Parliamentary Elections Act 1695
- Parliament of England
- Long title: An Act for the further regulating Elections of Members to serve in Parliament and for the preventing irregular Proceedings of Sheriffs and other Officers in the electing and returning such Members.
- Citation: 7 & 8 Will. 3. c. 25
- Territorial extent: England and Wales

Dates
- Royal assent: 10 April 1696
- Commencement: 22 November 1695

Other legislation
- Amended by: Parliamentary Elections Act 1793; Parliamentary Elections Act 1813; Statute Law Revision Act 1867; Sheriffs Act 1887; Statute Law Revision Act 1888; Representation of the People Act 1918; Parliament (Elections and Meeting) Act 1943; Representation of the People Act 1948; Electoral Administration Act 2006;
- Relates to: Parliamentary Elections (Returns) Act 1695; Reform Act 1832;

Status: Partially repealed

Text of statute as originally enacted

Revised text of statute as amended

Text of the Parliamentary Elections Act 1695 as in force today (including any amendments) within the United Kingdom, from legislation.gov.uk.

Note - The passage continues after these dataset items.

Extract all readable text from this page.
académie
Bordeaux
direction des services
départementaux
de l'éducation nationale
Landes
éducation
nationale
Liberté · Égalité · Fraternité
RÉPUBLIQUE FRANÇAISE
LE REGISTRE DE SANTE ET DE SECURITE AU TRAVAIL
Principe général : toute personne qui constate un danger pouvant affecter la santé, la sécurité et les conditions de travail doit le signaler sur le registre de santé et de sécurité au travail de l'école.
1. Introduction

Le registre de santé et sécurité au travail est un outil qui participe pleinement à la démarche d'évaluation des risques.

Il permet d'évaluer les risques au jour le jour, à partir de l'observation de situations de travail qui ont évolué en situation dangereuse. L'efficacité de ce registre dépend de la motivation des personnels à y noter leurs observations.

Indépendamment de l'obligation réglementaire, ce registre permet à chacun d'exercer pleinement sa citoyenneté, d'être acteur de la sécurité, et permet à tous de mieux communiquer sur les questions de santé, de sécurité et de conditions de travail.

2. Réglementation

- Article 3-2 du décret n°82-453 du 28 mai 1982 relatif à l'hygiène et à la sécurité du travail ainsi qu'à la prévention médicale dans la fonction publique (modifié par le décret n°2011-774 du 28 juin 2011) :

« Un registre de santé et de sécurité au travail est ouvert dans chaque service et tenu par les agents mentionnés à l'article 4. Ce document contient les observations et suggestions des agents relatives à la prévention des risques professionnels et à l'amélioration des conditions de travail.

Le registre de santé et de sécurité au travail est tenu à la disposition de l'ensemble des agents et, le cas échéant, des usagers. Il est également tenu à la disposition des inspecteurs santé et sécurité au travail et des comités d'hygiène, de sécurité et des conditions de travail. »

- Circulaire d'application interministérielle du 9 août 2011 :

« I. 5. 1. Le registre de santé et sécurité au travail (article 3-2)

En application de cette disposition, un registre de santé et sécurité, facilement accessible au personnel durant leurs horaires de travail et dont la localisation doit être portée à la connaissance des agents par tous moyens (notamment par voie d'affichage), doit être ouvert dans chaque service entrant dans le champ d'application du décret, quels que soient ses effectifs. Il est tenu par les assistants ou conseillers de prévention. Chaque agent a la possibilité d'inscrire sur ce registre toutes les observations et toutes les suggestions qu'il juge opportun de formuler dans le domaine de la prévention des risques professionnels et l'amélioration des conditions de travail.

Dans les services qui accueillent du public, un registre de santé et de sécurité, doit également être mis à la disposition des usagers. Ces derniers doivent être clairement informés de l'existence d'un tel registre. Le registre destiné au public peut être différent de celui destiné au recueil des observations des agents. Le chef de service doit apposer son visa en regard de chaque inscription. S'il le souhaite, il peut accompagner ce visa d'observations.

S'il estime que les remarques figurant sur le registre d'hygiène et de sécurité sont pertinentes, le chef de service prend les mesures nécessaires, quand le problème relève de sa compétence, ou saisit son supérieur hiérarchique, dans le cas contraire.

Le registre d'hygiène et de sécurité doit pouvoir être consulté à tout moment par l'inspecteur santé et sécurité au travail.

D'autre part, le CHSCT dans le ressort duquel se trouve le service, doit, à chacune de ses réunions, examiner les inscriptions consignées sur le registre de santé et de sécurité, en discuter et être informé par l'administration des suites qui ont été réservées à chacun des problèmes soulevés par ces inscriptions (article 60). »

= Parliamentary Elections Act 1695 =

Act of the Parliament of England

The Parliamentary Elections Act 1695 (7 & 8 Will. 3. c. 25) is an act of the Parliament of England regulating elections to the English House of Commons.

As of 2026, the act remains in force in England and Wales.

== Provisions ==
Section 3 of the act required that an election to a county constituency had to take place at the county court, and that the court had to be held at the place where it had most often been held in the preceding forty years (in effect, at the county town). This was to prevent an electoral abuse where the county sheriff held the election at a place more convenient for voters favourable to one of the candidates.

Section 6 of the act sought to prevent faggot voters by requiring that a voter's forty shilling freehold was a bona fide holding and not a temporary conveyance.

Section 7 of the act established the minimum voting age and age of candidacy as 21, which was the age of majority under common law. Underage MPs were seldom unseated before the Reform Act 1832: Viscount Jocelyn was 18 in 1806.

Section 8 of the act provided that polling in Yorkshire, previously begun on a Monday, should instead begin on Wednesday. This was from a sabbatarian desire to prevent voters travelling on Sunday to the polling place.

Section 9 of the act provided that the poll for Hampshire would be taken first at Winchester and then, after an adjournment, at Newport for the convenience of voters on the Isle of Wight.

== Repeal ==
Some of the act was implicitly repealed by the Reform Act 1832 (2 & 3 Will. 4. c. 45).

Section 1 from "and shall forthwith" to end of that section, section 3 from "and shall there proceed to Election" to "Done or Election,", section 6 to "Mortgage or Trust," and section 9, of the act was repealed by section 1 of, and the schedule to, the Statute Law Revision Act 1867 (30 & 31 Vict. c. 59), which came into force on 15 July 1867..

Section 6 of the act was repealed by section 47(1) of, and the eighth schedule to, the Representation of the People Act 1918 (7 & 8 Geo. 5. c. 64).

The whole act except section 7 was, and in section 7 the words from the beginning of the section to "any future parliament" where those words first occurred, was repealed by section 80(7) of, and the thirteenth schedule to, the Representation of the People Act 1948 (11 & 12 Geo. 6. c. 65), which came into force on 30 July 1948.

Section 7 of the act was repealed by sections 17(7)(a) and 74(2) of, and schedule 2 to, the Electoral Administration Act 2006.

The whole act was repealed for the Republic of Ireland by the Electoral Act 1963.